An estimated 9,500 people are diagnosed with skin cancer every day.
The damage does not happen overnight, but over a period of time.
"You have an increased probability of getting melanoma as an adult if you've had multiple severe sunburns in childhood," says Dr. Kim Drew, board certified dermatologist with Lafayette Dermatology.
According to Dr. Drew, one in five people will get skin cancer.
"I've seen 20 year olds with basal cells on their forehead because they played softball as a teenager," she says. "Or they did a tanning bed as a teenager. You can't do that."
Dr. Drew says that while you cannot reverse the damage, it is never too late to start caring for your skin. She adds that knowledge is power.
"I think the public and patients are afraid of getting skin cancer," says Dr. Drew. "So they're doing it. They're doing it (putting on sunscreen) to their children and they're wearing it every hour and half hour. They're wearing shirts with long sleeves and wearing a wide-brimmed hats to protect the ears and the back of the neck."

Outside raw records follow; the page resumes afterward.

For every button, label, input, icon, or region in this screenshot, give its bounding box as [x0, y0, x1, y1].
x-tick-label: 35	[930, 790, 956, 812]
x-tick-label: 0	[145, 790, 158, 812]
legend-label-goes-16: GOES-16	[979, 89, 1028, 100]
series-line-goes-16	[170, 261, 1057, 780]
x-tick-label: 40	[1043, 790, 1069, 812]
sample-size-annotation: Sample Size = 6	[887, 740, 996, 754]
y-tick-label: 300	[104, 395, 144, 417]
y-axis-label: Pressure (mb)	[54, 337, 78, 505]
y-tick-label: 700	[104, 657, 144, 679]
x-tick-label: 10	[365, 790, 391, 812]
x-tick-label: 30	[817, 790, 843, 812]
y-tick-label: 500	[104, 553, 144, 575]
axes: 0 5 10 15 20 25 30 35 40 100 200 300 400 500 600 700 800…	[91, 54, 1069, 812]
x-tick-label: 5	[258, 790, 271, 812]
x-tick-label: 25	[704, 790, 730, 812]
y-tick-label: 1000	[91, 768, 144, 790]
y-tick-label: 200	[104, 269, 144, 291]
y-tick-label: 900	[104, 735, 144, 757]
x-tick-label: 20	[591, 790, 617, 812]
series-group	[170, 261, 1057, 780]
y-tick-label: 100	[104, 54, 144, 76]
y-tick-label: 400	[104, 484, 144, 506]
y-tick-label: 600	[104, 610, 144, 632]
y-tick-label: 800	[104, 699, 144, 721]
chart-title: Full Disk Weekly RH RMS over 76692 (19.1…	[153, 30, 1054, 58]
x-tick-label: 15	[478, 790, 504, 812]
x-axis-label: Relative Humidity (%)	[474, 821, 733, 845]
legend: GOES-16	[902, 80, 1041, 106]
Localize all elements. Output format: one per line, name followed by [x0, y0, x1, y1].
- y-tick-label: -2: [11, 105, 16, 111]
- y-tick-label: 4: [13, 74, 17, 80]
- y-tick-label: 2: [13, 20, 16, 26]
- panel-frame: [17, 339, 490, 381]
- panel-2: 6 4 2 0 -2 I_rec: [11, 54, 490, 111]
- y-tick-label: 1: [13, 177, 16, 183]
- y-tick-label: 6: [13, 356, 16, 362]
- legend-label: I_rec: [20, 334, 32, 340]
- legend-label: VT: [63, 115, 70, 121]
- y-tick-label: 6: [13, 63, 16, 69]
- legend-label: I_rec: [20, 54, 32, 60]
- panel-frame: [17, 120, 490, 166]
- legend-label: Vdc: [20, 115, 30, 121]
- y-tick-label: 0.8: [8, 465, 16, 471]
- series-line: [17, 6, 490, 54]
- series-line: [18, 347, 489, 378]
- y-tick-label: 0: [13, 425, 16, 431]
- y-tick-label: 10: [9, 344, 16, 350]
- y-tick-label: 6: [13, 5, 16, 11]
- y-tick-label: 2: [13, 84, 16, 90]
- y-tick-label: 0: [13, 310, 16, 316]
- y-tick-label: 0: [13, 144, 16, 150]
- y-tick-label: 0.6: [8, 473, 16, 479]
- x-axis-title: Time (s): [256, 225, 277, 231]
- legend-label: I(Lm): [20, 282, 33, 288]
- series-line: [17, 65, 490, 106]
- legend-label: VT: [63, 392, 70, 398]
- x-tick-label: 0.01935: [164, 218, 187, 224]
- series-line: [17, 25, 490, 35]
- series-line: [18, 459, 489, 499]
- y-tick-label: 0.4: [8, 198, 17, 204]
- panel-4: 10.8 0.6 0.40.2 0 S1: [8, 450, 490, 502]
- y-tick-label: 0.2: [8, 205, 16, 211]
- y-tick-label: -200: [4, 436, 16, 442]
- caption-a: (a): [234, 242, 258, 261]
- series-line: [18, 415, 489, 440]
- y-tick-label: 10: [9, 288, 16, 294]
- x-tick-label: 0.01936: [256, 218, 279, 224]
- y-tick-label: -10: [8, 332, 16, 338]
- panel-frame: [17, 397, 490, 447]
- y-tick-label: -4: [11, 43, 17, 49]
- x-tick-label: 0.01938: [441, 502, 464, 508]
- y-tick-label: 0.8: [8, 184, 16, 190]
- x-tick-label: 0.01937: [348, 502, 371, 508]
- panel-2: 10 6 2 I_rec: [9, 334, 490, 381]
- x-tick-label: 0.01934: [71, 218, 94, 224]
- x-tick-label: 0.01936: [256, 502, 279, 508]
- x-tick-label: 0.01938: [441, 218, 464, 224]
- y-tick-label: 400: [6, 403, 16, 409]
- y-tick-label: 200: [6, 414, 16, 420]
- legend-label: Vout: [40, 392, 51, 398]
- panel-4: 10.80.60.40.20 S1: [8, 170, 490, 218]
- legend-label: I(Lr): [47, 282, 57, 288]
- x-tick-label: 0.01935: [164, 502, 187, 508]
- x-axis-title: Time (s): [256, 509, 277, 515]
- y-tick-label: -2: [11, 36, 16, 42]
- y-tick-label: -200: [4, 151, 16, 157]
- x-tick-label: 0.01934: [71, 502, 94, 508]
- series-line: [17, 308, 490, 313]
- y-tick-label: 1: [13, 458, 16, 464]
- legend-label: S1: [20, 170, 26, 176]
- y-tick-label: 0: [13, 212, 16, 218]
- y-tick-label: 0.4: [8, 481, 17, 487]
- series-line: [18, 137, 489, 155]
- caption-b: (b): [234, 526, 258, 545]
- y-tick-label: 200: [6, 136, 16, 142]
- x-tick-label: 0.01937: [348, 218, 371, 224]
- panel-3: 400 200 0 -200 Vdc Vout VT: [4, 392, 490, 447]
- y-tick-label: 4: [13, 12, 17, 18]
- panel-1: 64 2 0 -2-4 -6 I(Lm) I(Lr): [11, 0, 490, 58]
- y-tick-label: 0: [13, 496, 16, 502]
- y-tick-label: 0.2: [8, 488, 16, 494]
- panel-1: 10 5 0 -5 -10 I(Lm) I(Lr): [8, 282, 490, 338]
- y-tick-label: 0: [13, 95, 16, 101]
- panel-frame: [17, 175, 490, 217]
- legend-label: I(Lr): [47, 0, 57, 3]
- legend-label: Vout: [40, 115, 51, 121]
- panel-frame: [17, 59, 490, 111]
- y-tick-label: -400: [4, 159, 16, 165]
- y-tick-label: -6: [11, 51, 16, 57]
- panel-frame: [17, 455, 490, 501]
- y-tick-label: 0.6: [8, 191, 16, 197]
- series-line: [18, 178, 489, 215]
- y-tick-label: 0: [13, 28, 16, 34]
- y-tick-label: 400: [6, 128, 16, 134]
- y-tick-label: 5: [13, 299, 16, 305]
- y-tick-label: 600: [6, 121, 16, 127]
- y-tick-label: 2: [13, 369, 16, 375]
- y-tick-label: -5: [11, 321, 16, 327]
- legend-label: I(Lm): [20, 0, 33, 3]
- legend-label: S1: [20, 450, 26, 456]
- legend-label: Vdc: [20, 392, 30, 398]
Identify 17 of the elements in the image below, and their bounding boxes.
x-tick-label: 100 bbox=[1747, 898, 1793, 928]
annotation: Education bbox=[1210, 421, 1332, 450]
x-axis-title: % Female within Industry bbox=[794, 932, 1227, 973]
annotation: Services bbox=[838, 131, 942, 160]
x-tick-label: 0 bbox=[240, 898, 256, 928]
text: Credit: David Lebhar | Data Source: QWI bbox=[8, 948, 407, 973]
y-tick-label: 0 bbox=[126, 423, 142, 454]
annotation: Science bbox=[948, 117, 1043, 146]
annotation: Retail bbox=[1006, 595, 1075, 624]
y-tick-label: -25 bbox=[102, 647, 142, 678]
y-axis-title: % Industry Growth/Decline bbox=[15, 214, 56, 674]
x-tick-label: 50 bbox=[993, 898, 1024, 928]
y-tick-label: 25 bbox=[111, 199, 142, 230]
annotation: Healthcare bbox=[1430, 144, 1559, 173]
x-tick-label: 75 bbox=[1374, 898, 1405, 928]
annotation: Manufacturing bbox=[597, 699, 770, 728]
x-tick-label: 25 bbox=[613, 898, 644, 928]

While it does seem like more people are protecting themselves from the sun's rays, skin cancer still happens.
"Often times, when people get a lesion, they say, 'Oh, it's just skin cancer.' The problem is that it may be melanoma," says Dr. Windy Dean-Colomb, oncologist with Our Lady of Lourdes. "That's where that A, B, D, E'S mnemonic comes into play. Those are things that we look at that may indicate that you have melanoma."
Dr. Dean-Colomb says that diagnosing melanoma is important because it is responsible for 80 percent of skin cancer deaths.
"Early detection is key to survival," she says.
Whether your kids are heading to the playground or you are heading out to run errands, sun protection is key no matter how little time you may be spending in the sun.